Gun store owners, consumers react to sales following VA Beach shooting

DeJuan Hoggard Image
Tuesday, June 4, 2019
Gun store owners, consumers react to sales following VA Beach shooting
Ian Frampton agrees the firearm marketplace is different following a mass shooting tragedy. In fact, it's nearly predictable.

Ian Frampton agrees the firearm marketplace is different following a mass shooting tragedy. In fact, it's nearly predictable.

"It's really not the tragedy," said Frampton, who owns Sovereign Guns in Fuquay-Varina. The once brick-and-mortar location on Main Street is now a facility where Frampton and his staff fulfill online orders for firearm accessories.

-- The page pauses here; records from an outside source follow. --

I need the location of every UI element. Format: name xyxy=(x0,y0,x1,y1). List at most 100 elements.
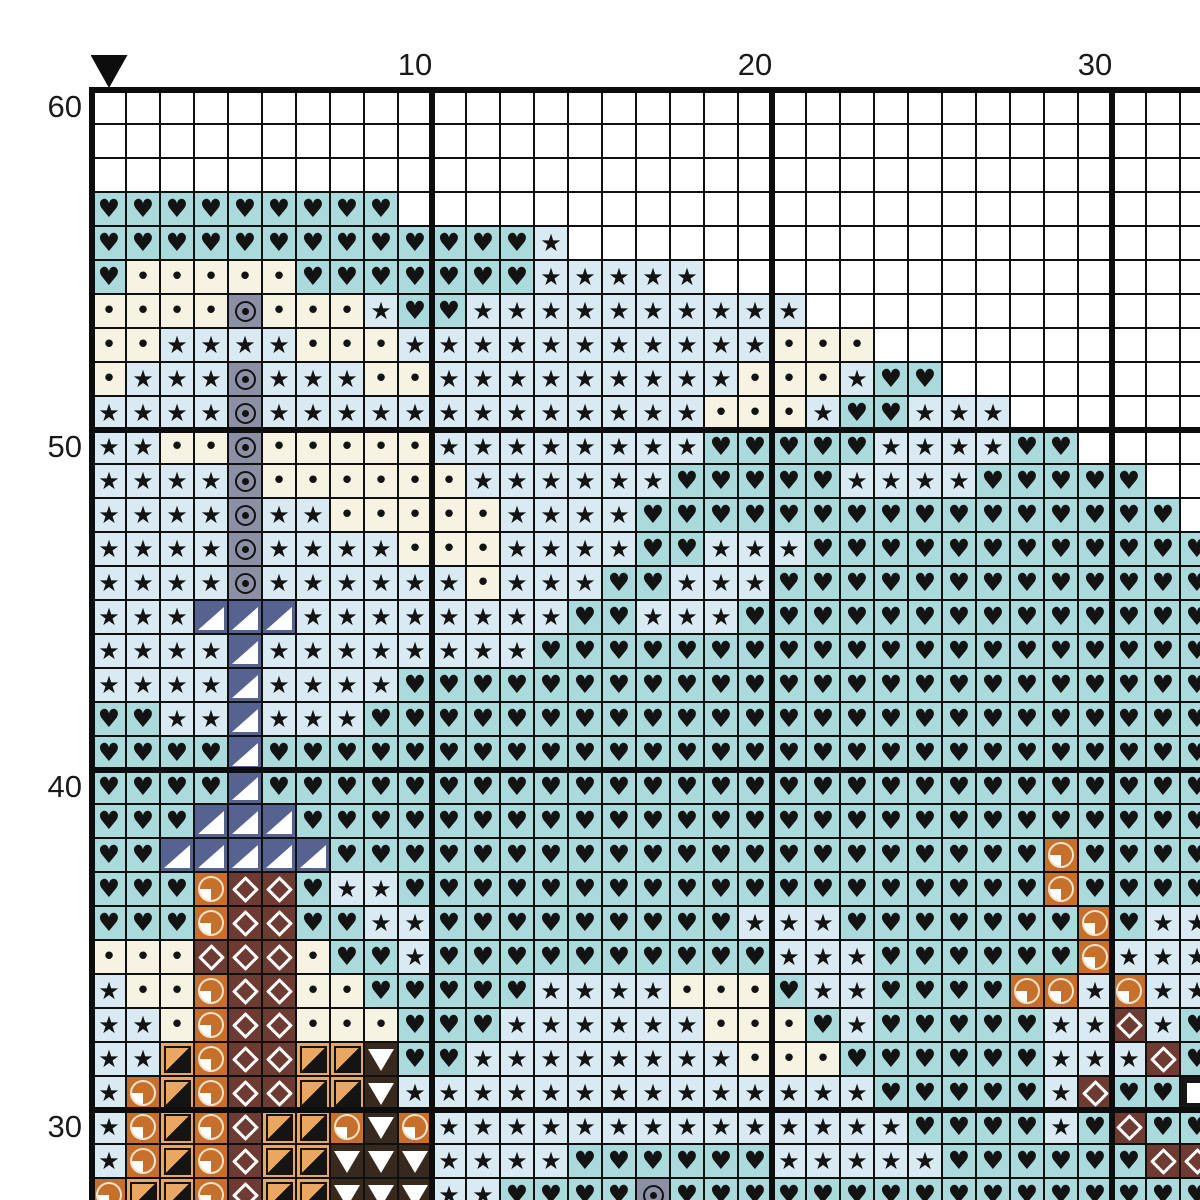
grid-cell: ♥ xyxy=(1146,838,1180,872)
heart-teal-icon: ♥ xyxy=(981,1044,1005,1073)
grid-cell: ♥ xyxy=(466,872,500,906)
heart-teal-icon: ♥ xyxy=(947,908,971,937)
down-triangle-dark-brown-icon xyxy=(368,1117,394,1139)
heart-teal-icon: ♥ xyxy=(1083,1112,1107,1141)
dot-cream-icon: • xyxy=(373,466,389,496)
heart-teal-icon: ♥ xyxy=(879,942,903,971)
grid-cell: ♥ xyxy=(296,770,330,804)
grid-cell xyxy=(92,90,126,124)
grid-cell xyxy=(1180,260,1200,294)
grid-cell: ♥ xyxy=(1044,770,1078,804)
grid-cell: ★ xyxy=(160,634,194,668)
diamond-outline-brown-icon xyxy=(265,943,293,971)
star-pale-blue-icon: ★ xyxy=(200,365,222,393)
star-pale-blue-icon: ★ xyxy=(472,365,494,393)
grid-cell: ★ xyxy=(670,362,704,396)
heart-teal-icon: ♥ xyxy=(913,874,937,903)
grid-cell: ♥ xyxy=(704,1178,738,1200)
grid-cell: ♥ xyxy=(398,736,432,770)
star-pale-blue-icon: ★ xyxy=(540,501,562,529)
grid-cell: ♥ xyxy=(1146,668,1180,702)
grid-cell xyxy=(942,124,976,158)
grid-cell xyxy=(1078,90,1112,124)
heart-teal-icon: ♥ xyxy=(981,704,1005,733)
grid-cell: ★ xyxy=(466,1076,500,1110)
star-pale-blue-icon: ★ xyxy=(778,909,800,937)
dot-cream-icon: • xyxy=(169,976,185,1006)
grid-cell: ★ xyxy=(160,328,194,362)
grid-cell: ♥ xyxy=(874,940,908,974)
grid-cell xyxy=(1180,90,1200,124)
grid-cell xyxy=(976,158,1010,192)
heart-teal-icon: ♥ xyxy=(369,704,393,733)
half-square-tan-icon xyxy=(129,1181,157,1200)
star-pale-blue-icon: ★ xyxy=(268,569,290,597)
grid-cell xyxy=(942,328,976,362)
grid-cell xyxy=(908,90,942,124)
grid-cell xyxy=(772,260,806,294)
heart-teal-icon: ♥ xyxy=(573,670,597,699)
heart-teal-icon: ♥ xyxy=(437,908,461,937)
star-pale-blue-icon: ★ xyxy=(132,365,154,393)
grid-cell: ★ xyxy=(704,1042,738,1076)
grid-cell: ★ xyxy=(92,532,126,566)
grid-cell: ★ xyxy=(262,396,296,430)
grid-cell xyxy=(1044,124,1078,158)
down-triangle-dark-brown-icon xyxy=(334,1151,360,1173)
grid-cell: ♥ xyxy=(670,804,704,838)
heart-teal-icon: ♥ xyxy=(709,772,733,801)
heart-teal-icon: ♥ xyxy=(1015,1010,1039,1039)
star-pale-blue-icon: ★ xyxy=(676,365,698,393)
quarter-circle-orange-icon xyxy=(198,1148,224,1174)
grid-cell: ♥ xyxy=(908,1076,942,1110)
grid-cell: ♥ xyxy=(704,702,738,736)
heart-teal-icon: ♥ xyxy=(437,806,461,835)
grid-cell: ♥ xyxy=(602,566,636,600)
star-pale-blue-icon: ★ xyxy=(676,331,698,359)
grid-cell: ★ xyxy=(432,362,466,396)
heart-teal-icon: ♥ xyxy=(947,534,971,563)
heart-teal-icon: ♥ xyxy=(879,602,903,631)
star-pale-blue-icon: ★ xyxy=(506,1079,528,1107)
grid-cell: ♥ xyxy=(1180,566,1200,600)
heart-teal-icon: ♥ xyxy=(1185,772,1200,801)
dot-cream-icon: • xyxy=(713,398,729,428)
grid-cell: ★ xyxy=(330,566,364,600)
heart-teal-icon: ♥ xyxy=(165,228,189,257)
grid-cell: ♥ xyxy=(976,1144,1010,1178)
grid-cell: ♥ xyxy=(908,634,942,668)
heart-teal-icon: ♥ xyxy=(743,874,767,903)
heart-teal-icon: ♥ xyxy=(1151,670,1175,699)
heart-teal-icon: ♥ xyxy=(607,840,631,869)
grid-cell: ♥ xyxy=(398,1042,432,1076)
heart-teal-icon: ♥ xyxy=(1151,874,1175,903)
grid-cell: ♥ xyxy=(738,464,772,498)
grid-cell: ♥ xyxy=(976,906,1010,940)
grid-cell xyxy=(534,158,568,192)
grid-cell xyxy=(704,158,738,192)
dot-cream-icon: • xyxy=(781,398,797,428)
grid-cell: ♥ xyxy=(1010,804,1044,838)
grid-cell: ♥ xyxy=(806,770,840,804)
diamond-outline-brown-icon xyxy=(231,1079,259,1107)
grid-cell: ★ xyxy=(364,294,398,328)
grid-cell: ♥ xyxy=(364,702,398,736)
grid-cell: ♥ xyxy=(908,498,942,532)
circled-dot-gray-icon xyxy=(234,538,256,560)
circled-dot-gray-icon xyxy=(642,1184,664,1200)
star-pale-blue-icon: ★ xyxy=(1118,1045,1140,1073)
star-pale-blue-icon: ★ xyxy=(268,705,290,733)
heart-teal-icon: ♥ xyxy=(845,534,869,563)
grid-cell: ♥ xyxy=(432,736,466,770)
grid-cell: ★ xyxy=(636,974,670,1008)
star-pale-blue-icon: ★ xyxy=(506,1045,528,1073)
heart-teal-icon: ♥ xyxy=(1117,738,1141,767)
heart-teal-icon: ♥ xyxy=(267,228,291,257)
circled-dot-gray-icon xyxy=(234,572,256,594)
quarter-circle-orange-icon xyxy=(130,1114,156,1140)
grid-cell: ♥ xyxy=(1010,702,1044,736)
star-pale-blue-icon: ★ xyxy=(710,535,732,563)
dot-cream-icon: • xyxy=(169,432,185,462)
star-pale-blue-icon: ★ xyxy=(1186,909,1200,937)
grid-cell: ♥ xyxy=(840,872,874,906)
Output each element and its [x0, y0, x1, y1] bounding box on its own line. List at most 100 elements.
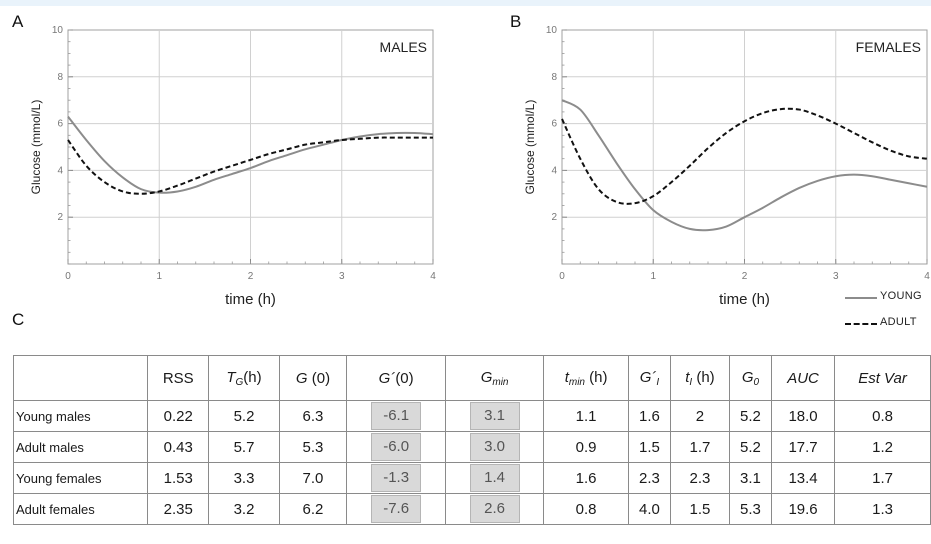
series-line-young: [561, 99, 928, 232]
y-tick-label: 4: [57, 165, 63, 176]
column-header-subscript: min: [568, 376, 585, 388]
table-cell: 1.4: [444, 462, 545, 494]
table-cell: 6.2: [278, 493, 348, 525]
table-cell: 5.2: [208, 400, 280, 432]
cell-value: 0.8: [575, 500, 597, 518]
cell-value: 18.0: [788, 407, 818, 425]
table-cell: -6.1: [346, 400, 446, 432]
table-cell: 1.1: [543, 400, 629, 432]
table-cell: -1.3: [346, 462, 446, 494]
x-tick-label: 2: [742, 271, 748, 282]
y-tick-label: 10: [52, 25, 64, 36]
x-tick-label: 4: [430, 271, 436, 282]
table-cell: 1.6: [627, 400, 672, 432]
x-tick-label: 4: [924, 271, 930, 282]
cell-value: 0.9: [575, 438, 597, 456]
cell-value: 1.6: [575, 469, 597, 487]
table-cell: 5.3: [728, 493, 773, 525]
row-label: Young males: [13, 400, 148, 432]
table-cell: 2.3: [670, 462, 730, 494]
table-cell: 1.3: [834, 493, 931, 525]
table-cell: -6.0: [346, 431, 446, 463]
table-cell: 5.2: [728, 431, 773, 463]
table-row: Adult females 2.35 3.2 6.2 -7.6 2.6 0.8 4.0 1.5 5…: [13, 493, 931, 525]
y-tick-label: 4: [551, 165, 557, 176]
cell-value: 13.4: [788, 469, 818, 487]
column-header-unit: (0): [307, 369, 331, 387]
column-header-unit: (h): [585, 368, 608, 386]
cell-value: 5.3: [740, 500, 761, 518]
column-header: G´(0): [346, 355, 446, 401]
table-cell: 3.2: [208, 493, 280, 525]
cell-value: 2.35: [163, 500, 193, 518]
x-tick-label: 3: [339, 271, 345, 282]
legend-young-label: YOUNG: [880, 290, 922, 302]
table-cell: 2.35: [146, 493, 210, 525]
y-tick-label: 6: [551, 119, 557, 130]
column-header-subscript: I: [656, 376, 660, 388]
cell-value: 0.43: [163, 438, 193, 456]
header-corner: [13, 355, 148, 401]
table-cell: 1.2: [834, 431, 931, 463]
column-header-unit: (h): [692, 368, 715, 386]
chart-males: 0 1 2 3 4 2 4 6 8 10 time (h) Glucose (mmol/L) MALES: [29, 25, 436, 308]
cell-value: -1.3: [371, 464, 422, 492]
column-header: AUC: [771, 355, 836, 401]
table-cell: 0.22: [146, 400, 210, 432]
table-cell: 7.0: [278, 462, 348, 494]
cell-value: 7.0: [302, 469, 324, 487]
column-header: G (0): [278, 355, 348, 401]
column-header-symbol: T: [226, 368, 236, 386]
cell-value: 1.53: [163, 469, 193, 487]
x-axis-label: time (h): [719, 291, 770, 308]
table-cell: 1.5: [670, 493, 730, 525]
cell-value: 5.2: [740, 438, 761, 456]
table-cell: 0.8: [543, 493, 629, 525]
table-cell: 1.53: [146, 462, 210, 494]
panel-letter-a: A: [12, 12, 24, 31]
table-cell: 3.1: [728, 462, 773, 494]
table-body: RSS TG(h) G (0) G´(0) Gmin tmin (h) G´I tI (h) G…: [13, 355, 931, 525]
x-tick-label: 1: [650, 271, 656, 282]
table-cell: 3.1: [444, 400, 545, 432]
table-cell: 2: [670, 400, 730, 432]
cell-value: 0.8: [872, 407, 893, 425]
table-cell: 5.2: [728, 400, 773, 432]
cell-value: 19.6: [788, 500, 818, 518]
y-tick-label: 2: [57, 212, 63, 223]
y-tick-label: 8: [551, 72, 557, 83]
cell-value: 5.7: [233, 438, 255, 456]
table-cell: 1.6: [543, 462, 629, 494]
cell-value: 2.3: [639, 469, 660, 487]
row-label: Young females: [13, 462, 148, 494]
cell-value: 1.3: [872, 500, 893, 518]
table-cell: 5.3: [278, 431, 348, 463]
panel-letter-c: C: [12, 310, 25, 329]
x-tick-label: 3: [833, 271, 839, 282]
table-cell: 3.3: [208, 462, 280, 494]
y-tick-label: 6: [57, 119, 63, 130]
legend-adult-label: ADULT: [880, 316, 917, 328]
cell-value: 4.0: [639, 500, 660, 518]
table-cell: 3.0: [444, 431, 545, 463]
column-header-symbol: t: [685, 368, 690, 386]
panel-annotation: MALES: [380, 39, 427, 55]
row-label: Adult females: [13, 493, 148, 525]
table-cell: 0.43: [146, 431, 210, 463]
column-header-subscript: I: [689, 376, 693, 388]
cell-value: 3.1: [740, 469, 761, 487]
row-label: Adult males: [13, 431, 148, 463]
column-header-subscript: 0: [753, 376, 760, 388]
cell-value: 5.3: [302, 438, 324, 456]
cell-value: 1.5: [689, 500, 711, 518]
series-line-adult: [561, 107, 928, 205]
parameter-table: RSS TG(h) G (0) G´(0) Gmin tmin (h) G´I tI (h) G…: [13, 355, 931, 525]
cell-value: 3.0: [469, 433, 520, 461]
column-header-symbol: t: [564, 368, 569, 386]
column-header-unit: (h): [243, 368, 262, 386]
cell-value: 17.7: [788, 438, 818, 456]
series-line-adult: [67, 136, 433, 195]
column-header-subscript: G: [235, 376, 244, 388]
column-header: G´I: [627, 355, 672, 401]
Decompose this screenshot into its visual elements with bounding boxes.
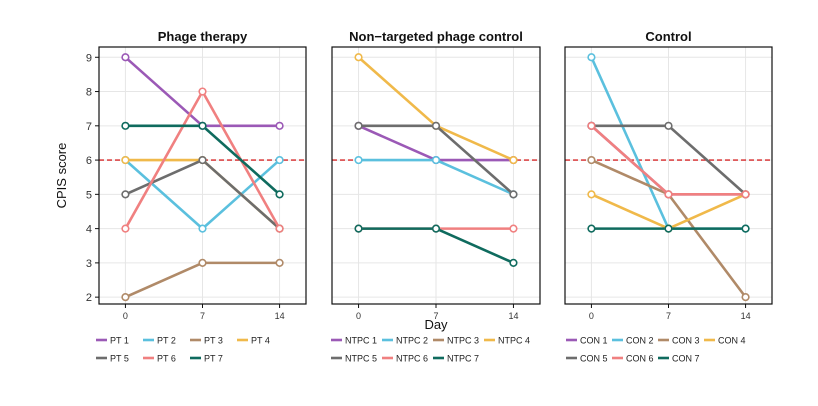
data-point [121, 293, 130, 302]
data-point [431, 121, 441, 130]
y-tick-label: 4 [86, 224, 92, 236]
data-point [275, 224, 284, 233]
data-point [664, 190, 673, 199]
legend-label: PT 1 [110, 336, 129, 346]
legend-label: NTPC 4 [498, 336, 530, 346]
y-tick-label: 7 [86, 121, 92, 133]
data-point [509, 155, 518, 165]
legend-label: CON 4 [718, 336, 746, 346]
data-point [354, 53, 363, 62]
data-point [587, 224, 596, 233]
y-tick-label: 5 [86, 189, 92, 201]
y-tick-label: 6 [86, 155, 92, 167]
legend-label: PT 7 [204, 354, 223, 364]
x-tick-label: 14 [275, 311, 285, 321]
data-point [121, 190, 130, 199]
x-axis-label: Day [424, 317, 448, 332]
data-point [431, 224, 441, 233]
data-point [121, 224, 130, 233]
panel-title: Control [645, 29, 691, 44]
legend-label: NTPC 1 [345, 336, 377, 346]
legend-label: CON 1 [580, 336, 608, 346]
legend-label: CON 7 [672, 354, 700, 364]
data-point [354, 155, 363, 165]
data-point [664, 121, 673, 130]
legend-label: CON 6 [626, 354, 654, 364]
data-point [587, 155, 596, 165]
x-tick-label: 14 [741, 311, 751, 321]
data-point [354, 224, 363, 233]
legend-label: PT 3 [204, 336, 223, 346]
legend-label: NTPC 3 [447, 336, 479, 346]
data-point [275, 121, 284, 130]
legend-label: CON 5 [580, 354, 608, 364]
data-point [664, 224, 673, 233]
data-point [198, 258, 207, 267]
y-tick-label: 2 [86, 292, 92, 304]
legend-label: PT 4 [251, 336, 270, 346]
y-tick-label: 8 [86, 87, 92, 99]
legend-label: PT 2 [157, 336, 176, 346]
x-tick-label: 0 [356, 311, 361, 321]
data-point [198, 224, 207, 233]
data-point [275, 258, 284, 267]
data-point [741, 190, 750, 199]
data-point [509, 224, 518, 233]
data-point [509, 258, 518, 267]
legend-label: NTPC 6 [396, 354, 428, 364]
x-tick-label: 14 [508, 311, 518, 321]
data-point [275, 190, 284, 199]
legend-label: PT 5 [110, 354, 129, 364]
x-tick-label: 0 [123, 311, 128, 321]
x-tick-label: 7 [200, 311, 205, 321]
x-tick-label: 0 [589, 311, 594, 321]
legend-label: CON 3 [672, 336, 700, 346]
x-tick-label: 7 [666, 311, 671, 321]
data-point [198, 87, 207, 96]
data-point [587, 190, 596, 199]
data-point [741, 224, 750, 233]
data-point [587, 121, 596, 130]
legend-label: NTPC 5 [345, 354, 377, 364]
data-point [587, 53, 596, 62]
data-point [121, 53, 130, 62]
data-point [198, 155, 207, 165]
panel-title: Phage therapy [158, 29, 248, 44]
data-point [275, 155, 284, 165]
legend-label: NTPC 7 [447, 354, 479, 364]
data-point [198, 121, 207, 130]
legend-label: PT 6 [157, 354, 176, 364]
legend-label: NTPC 2 [396, 336, 428, 346]
y-tick-label: 9 [86, 52, 92, 64]
data-point [509, 190, 518, 199]
legend-label: CON 2 [626, 336, 654, 346]
y-axis-label: CPIS score [54, 143, 69, 209]
data-point [741, 293, 750, 302]
data-point [121, 155, 130, 165]
data-point [431, 155, 441, 165]
data-point [354, 121, 363, 130]
y-tick-label: 3 [86, 258, 92, 270]
data-point [121, 121, 130, 130]
x-tick-label: 7 [433, 311, 438, 321]
panel-title: Non−targeted phage control [349, 29, 523, 44]
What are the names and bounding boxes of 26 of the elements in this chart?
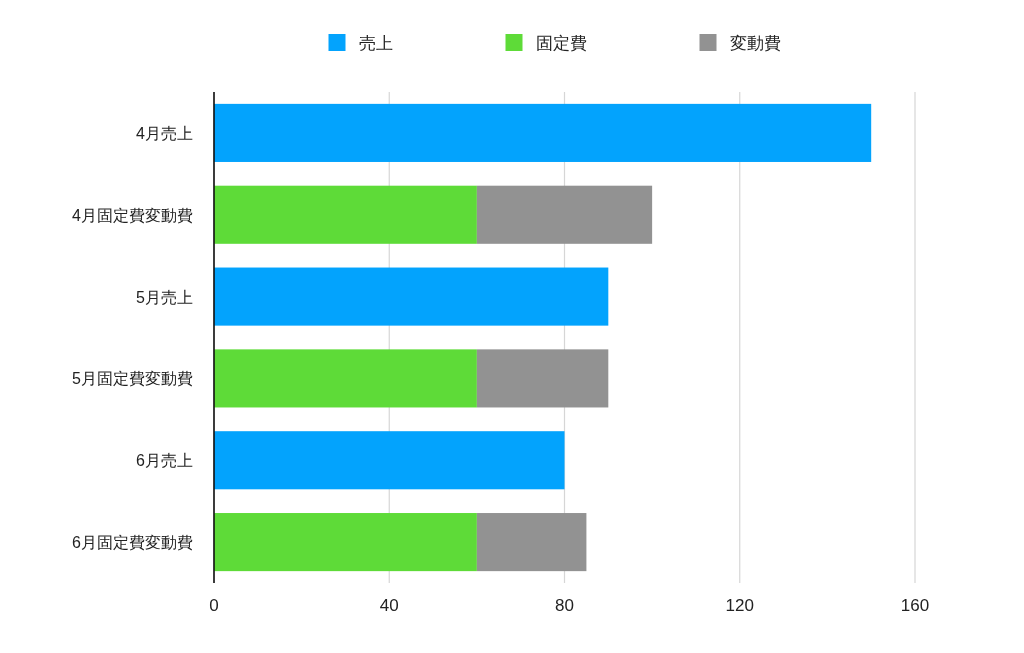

"It's whenever a politician starts talking about doing some form of knee-jerk reaction to a tragedy," Frampton said, that an increase in sales occurs.

"We didn't see an upturn in sales directly when the (Virginia Beach) shooting happened," Frampton said. "It was only after the politicians started talking."

Frampton was referencing Democratic presidential candidates Mayor Pete Buttigieg and US Rep. Eric Swalwell (D-CA).

"We are not secure if the Second Amendment is allowed to become a death sentence for thousands of Americans because Washington cannot deliver common sense gun reform," Buttigieg said in front of Democrat supporters at a weekend convention in Northern California.

"Those weapons belong on battlefields," added Swalwell. "Not on our churches, not in our schools." Swalwell attended Campbell University in Buies Creek on a soccer scholarship.

As the crowded field of Democrats continues to call for more gun control, the stance for Frampton is an easy one to take. "Election years are always busy and gun sales leading up to any election," Frampton added. "And pending on the outcome it'll be a very different outlook."